L'économie palestinienne explose, mais cette croissance ne tient qu'à un fil. Il suffirait de peu pour tout faire dérailler. Des sanctions économiques, par exemple, comme celles qui menacent de s'abattre sur la Cisjordanie et Gaza après la demande d'adhésion à l'ONU.

Le 27e étage de la tour Palestine s'ouvre sur une perspective vertigineuse. Autour de nous, des collines, des villages, quelques implantations israéliennes. Au loin, la silhouette escarpée de Jérusalem.

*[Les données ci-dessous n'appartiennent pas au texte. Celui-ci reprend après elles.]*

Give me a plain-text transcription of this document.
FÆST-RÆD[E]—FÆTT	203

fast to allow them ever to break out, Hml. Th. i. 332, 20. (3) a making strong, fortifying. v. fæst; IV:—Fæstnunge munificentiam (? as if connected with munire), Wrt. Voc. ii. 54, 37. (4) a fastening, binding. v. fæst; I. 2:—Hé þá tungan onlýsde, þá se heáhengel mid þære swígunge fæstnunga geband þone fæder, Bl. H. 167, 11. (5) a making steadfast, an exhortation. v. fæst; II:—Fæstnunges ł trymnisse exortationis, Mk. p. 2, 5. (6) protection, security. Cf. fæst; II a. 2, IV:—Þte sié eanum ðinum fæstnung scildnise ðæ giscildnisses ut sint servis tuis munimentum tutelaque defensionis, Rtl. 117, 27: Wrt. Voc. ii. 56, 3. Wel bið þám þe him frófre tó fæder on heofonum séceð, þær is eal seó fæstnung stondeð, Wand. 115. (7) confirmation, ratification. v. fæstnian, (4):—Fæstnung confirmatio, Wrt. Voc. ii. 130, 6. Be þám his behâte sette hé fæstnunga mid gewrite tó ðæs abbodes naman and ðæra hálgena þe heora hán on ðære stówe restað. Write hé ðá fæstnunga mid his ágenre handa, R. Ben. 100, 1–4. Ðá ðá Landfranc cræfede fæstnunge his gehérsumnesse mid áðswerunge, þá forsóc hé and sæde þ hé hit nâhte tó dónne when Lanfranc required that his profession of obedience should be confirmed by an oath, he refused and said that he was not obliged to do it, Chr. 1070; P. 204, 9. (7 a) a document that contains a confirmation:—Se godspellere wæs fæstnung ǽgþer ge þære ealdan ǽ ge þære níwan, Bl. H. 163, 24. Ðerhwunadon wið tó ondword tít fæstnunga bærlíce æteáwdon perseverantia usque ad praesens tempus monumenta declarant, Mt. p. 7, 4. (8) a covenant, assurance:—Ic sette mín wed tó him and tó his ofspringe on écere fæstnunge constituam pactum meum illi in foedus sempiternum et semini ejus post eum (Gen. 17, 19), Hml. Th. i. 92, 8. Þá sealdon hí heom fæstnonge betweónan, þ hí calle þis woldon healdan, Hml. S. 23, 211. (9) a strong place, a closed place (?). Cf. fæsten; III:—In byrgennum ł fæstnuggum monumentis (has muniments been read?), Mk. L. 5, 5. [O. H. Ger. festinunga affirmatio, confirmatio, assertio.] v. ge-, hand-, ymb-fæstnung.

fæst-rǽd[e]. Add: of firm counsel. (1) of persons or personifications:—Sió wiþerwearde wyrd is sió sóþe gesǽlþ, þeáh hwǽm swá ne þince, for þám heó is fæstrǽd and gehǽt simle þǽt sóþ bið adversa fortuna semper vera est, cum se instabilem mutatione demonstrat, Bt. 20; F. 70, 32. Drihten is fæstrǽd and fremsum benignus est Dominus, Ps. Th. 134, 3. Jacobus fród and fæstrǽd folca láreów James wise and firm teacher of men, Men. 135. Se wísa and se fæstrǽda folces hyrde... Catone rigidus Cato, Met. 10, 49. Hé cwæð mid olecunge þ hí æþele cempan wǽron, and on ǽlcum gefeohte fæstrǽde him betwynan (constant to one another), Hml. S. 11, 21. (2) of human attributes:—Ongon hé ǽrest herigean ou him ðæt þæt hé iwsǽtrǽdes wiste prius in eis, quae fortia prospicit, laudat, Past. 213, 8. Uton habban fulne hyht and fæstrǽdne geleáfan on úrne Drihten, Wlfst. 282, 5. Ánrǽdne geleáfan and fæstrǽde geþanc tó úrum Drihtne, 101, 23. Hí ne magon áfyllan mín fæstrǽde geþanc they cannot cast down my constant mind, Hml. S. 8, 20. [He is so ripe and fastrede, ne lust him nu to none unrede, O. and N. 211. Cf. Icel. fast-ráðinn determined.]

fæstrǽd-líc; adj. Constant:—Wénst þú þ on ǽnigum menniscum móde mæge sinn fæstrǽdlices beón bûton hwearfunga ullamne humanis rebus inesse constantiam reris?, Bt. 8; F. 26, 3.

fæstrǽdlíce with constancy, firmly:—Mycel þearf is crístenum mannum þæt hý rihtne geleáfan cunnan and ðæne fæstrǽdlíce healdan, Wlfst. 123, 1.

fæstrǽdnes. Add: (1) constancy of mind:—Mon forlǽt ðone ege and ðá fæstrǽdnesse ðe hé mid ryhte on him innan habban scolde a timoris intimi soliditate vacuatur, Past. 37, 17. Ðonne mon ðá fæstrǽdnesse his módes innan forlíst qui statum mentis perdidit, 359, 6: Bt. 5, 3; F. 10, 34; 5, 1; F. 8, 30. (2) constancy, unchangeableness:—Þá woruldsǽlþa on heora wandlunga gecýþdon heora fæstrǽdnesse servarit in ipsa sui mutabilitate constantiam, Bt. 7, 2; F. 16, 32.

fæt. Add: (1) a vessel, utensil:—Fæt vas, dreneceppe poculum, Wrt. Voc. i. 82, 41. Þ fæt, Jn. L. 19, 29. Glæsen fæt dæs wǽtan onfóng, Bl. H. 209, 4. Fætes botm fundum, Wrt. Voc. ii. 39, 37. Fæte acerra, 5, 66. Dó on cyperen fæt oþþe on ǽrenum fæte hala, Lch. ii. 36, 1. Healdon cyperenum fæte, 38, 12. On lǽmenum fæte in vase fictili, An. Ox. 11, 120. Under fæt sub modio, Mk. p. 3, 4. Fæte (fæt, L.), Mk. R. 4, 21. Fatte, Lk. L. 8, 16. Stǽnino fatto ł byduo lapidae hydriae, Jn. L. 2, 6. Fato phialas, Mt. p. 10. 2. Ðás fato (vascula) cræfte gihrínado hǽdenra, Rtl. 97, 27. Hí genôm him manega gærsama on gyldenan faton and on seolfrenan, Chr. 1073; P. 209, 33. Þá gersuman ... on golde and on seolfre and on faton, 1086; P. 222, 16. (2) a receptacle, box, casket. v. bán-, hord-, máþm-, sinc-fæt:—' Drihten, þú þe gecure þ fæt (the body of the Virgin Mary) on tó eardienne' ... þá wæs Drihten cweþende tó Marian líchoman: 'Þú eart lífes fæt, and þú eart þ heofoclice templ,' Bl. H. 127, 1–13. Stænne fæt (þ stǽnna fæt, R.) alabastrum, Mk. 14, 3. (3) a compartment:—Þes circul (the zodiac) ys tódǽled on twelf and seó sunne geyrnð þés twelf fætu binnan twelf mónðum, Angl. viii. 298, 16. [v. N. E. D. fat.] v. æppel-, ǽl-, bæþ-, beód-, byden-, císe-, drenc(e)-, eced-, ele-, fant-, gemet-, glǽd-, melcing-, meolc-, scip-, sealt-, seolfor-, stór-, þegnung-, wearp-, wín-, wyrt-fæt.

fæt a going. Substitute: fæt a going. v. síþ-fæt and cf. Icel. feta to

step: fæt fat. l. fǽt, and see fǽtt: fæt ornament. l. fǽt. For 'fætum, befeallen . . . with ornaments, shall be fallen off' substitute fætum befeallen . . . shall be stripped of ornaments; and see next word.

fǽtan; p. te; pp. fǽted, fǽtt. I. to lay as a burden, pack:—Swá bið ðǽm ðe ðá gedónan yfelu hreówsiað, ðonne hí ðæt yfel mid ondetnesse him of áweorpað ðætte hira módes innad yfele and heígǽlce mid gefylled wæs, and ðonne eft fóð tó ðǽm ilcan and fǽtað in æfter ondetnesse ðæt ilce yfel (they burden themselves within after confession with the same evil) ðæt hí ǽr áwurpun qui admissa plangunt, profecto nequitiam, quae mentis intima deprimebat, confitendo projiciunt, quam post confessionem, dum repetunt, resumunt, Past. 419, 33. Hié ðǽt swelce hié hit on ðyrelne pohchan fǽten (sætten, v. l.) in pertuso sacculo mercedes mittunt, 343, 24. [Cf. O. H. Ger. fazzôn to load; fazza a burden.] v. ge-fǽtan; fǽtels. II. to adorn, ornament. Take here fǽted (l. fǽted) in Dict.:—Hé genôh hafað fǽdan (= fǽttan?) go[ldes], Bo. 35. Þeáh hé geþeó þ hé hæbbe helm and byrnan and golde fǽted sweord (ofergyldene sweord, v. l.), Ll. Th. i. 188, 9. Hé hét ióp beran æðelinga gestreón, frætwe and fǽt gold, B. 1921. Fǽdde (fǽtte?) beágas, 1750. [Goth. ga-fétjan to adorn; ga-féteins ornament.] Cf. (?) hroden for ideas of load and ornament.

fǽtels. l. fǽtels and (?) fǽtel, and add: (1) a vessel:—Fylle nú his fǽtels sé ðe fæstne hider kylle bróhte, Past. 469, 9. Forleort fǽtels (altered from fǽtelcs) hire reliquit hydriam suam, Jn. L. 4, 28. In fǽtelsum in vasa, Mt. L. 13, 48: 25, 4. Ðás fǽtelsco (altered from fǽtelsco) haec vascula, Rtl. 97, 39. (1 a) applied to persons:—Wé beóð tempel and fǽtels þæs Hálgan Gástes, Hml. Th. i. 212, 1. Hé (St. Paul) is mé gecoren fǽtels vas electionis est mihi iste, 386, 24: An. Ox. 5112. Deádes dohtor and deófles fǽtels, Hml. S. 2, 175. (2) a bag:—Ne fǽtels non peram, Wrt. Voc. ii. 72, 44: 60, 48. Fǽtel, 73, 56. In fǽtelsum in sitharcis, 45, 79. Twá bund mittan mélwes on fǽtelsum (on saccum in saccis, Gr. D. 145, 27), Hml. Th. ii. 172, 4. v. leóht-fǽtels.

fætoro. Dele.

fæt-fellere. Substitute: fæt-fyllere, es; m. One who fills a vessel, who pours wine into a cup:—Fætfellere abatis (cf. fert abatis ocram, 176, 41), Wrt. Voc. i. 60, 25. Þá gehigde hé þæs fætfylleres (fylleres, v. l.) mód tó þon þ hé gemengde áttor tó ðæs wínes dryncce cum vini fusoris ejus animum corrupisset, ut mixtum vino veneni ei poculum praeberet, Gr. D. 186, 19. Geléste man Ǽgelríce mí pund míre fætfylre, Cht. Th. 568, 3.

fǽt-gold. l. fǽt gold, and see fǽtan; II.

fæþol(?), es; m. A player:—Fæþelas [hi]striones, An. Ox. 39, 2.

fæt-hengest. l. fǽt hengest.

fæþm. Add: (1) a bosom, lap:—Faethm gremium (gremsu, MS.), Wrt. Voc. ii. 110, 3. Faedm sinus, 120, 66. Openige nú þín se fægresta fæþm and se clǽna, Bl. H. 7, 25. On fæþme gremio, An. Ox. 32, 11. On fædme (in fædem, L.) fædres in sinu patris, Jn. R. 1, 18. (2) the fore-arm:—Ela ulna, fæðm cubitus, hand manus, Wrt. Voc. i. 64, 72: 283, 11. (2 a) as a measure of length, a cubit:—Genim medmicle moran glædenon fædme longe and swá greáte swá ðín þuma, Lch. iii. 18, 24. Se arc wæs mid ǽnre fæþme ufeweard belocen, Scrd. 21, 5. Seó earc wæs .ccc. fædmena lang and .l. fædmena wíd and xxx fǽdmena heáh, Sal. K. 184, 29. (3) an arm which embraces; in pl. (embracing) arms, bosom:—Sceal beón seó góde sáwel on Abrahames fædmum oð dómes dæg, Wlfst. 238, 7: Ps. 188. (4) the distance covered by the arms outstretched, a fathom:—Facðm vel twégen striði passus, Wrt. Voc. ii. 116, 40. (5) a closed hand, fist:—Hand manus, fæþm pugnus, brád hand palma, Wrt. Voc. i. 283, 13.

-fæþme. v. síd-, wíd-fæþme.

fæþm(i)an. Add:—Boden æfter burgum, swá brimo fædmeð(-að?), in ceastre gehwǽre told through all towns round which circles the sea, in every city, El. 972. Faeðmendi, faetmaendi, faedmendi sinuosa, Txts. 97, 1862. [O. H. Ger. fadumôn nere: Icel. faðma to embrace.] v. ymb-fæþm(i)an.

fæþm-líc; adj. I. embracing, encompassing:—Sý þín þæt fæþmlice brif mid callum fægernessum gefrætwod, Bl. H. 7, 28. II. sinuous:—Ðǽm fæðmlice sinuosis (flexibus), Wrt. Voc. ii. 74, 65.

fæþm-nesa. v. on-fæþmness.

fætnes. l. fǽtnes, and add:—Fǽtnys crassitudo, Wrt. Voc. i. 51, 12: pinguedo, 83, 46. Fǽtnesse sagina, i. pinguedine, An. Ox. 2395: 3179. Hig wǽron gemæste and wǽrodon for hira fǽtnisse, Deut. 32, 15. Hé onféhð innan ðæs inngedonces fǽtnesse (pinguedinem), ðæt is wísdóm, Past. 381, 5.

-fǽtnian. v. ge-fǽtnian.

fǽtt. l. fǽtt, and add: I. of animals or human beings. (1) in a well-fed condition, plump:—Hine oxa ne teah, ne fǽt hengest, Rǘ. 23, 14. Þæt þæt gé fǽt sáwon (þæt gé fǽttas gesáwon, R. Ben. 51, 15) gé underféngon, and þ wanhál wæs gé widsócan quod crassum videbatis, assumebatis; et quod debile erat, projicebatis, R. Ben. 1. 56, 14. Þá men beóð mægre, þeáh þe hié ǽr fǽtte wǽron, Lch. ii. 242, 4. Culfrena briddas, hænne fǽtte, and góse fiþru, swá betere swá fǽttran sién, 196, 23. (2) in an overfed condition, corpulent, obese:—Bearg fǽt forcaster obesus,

Et tout en bas, les rues de Ramallah qui serpentent entre des maisons de pierres et des terrains vagues.

«Dans quatre ou cinq ans, nous ne verrons plus un seul espace libre dans cette ville», prédit le promoteur immobilier Ibrahim Rahman Shkhadem.

Ce millionnaire qui a fait fortune en Amérique centrale et aux États-Unis a entrepris de construire le premier gratte-ciel de Cisjordanie.

Avec les délais de livraison imposés par Israël et la lourdeur de la bureaucratie palestinienne, la construction s'étire depuis six ans. Mais le jour J approche. La tour de verre et de granit rose qui abritera six cinémas, un hôtel cinq étoiles, un centre commercial et un restaurant tournant doit ouvrir ses portes au début de 2012.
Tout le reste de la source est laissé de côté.